High energy prices have been blamed for rising food prices this year, due to increased transportation costs and the role of fossil fuels in fertiliser production.
Chartres warned that price shocks in fuel and food have implications that go well beyond financial markets, and played a part in the French Revolution, the Arab Spring and the more recent unrest in Sri Lanka.
The manager said other reasons to be wary include heightened tensions between the US and China.
“That means you’ve got to watch out for lobster pots: delicious morsels with potentially high returns,” he continued.
“While they are easy to get in to, they are very difficult to get out of, as anyone doing business in Russia has found out. Major firms self-sanctioned after the Ukrainian war started and almost all of them are listed. Some of them we own, like BP which took a 10% haircut on Rosneft. Don't own things the government can print lots of or confiscate from you.”

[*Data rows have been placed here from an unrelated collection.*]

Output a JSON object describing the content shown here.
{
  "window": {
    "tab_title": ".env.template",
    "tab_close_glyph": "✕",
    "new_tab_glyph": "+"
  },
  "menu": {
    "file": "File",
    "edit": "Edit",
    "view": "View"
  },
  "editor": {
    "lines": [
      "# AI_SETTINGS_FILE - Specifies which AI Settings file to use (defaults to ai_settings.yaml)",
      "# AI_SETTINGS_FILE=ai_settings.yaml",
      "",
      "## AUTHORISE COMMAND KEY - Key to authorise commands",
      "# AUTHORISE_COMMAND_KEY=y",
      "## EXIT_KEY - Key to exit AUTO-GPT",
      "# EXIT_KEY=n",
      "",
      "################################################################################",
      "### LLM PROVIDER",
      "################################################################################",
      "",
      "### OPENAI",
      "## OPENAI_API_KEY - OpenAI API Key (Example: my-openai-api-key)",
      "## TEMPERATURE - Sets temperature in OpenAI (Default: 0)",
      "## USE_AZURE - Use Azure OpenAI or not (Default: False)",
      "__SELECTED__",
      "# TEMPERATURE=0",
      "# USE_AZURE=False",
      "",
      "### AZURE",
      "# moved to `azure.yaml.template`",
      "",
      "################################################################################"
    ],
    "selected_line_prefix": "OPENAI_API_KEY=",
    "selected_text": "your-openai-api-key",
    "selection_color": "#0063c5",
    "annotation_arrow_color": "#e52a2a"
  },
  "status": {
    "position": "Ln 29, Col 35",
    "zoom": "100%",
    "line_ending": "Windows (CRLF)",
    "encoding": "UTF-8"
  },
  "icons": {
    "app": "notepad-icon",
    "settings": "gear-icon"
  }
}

This is why he is wary of the long-term prospects for fiat currencies. He noted that in 1980, “when [Margaret] Thatcher and [Ronald] Reagan began a small-state revolution”, gold and global equities had the same market cap. Today, it is 10 to one in favour of equities. While Chartres doesn’t think that number will equalise any time soon, he said a neutral store of value looks interesting in the current environment.
Where he said cash does have its uses is in its liquidity, which allowed him to take advantage of dislocations this year.
“You want to be anti-fragile and using cash is part of that,” he explained. “But using derivatives is what I really mean by that. That's allowed us to be on the other side of the unwind of the ‘everything bubble’ where all conventional assets fell together this year. That's why we're up while all conventional assets are down.”
Performace of fund vs index in 2022
Source: FE Analytics
He added: “Ruffer’s portfolios are designed to make money even if we're completely wrong. We don't think we'll be right all the time. We might even be wrong about the views I set out today, but even if we are, we are trying to build a portfolio that will mean you are protected and we keep growing in all conditions.”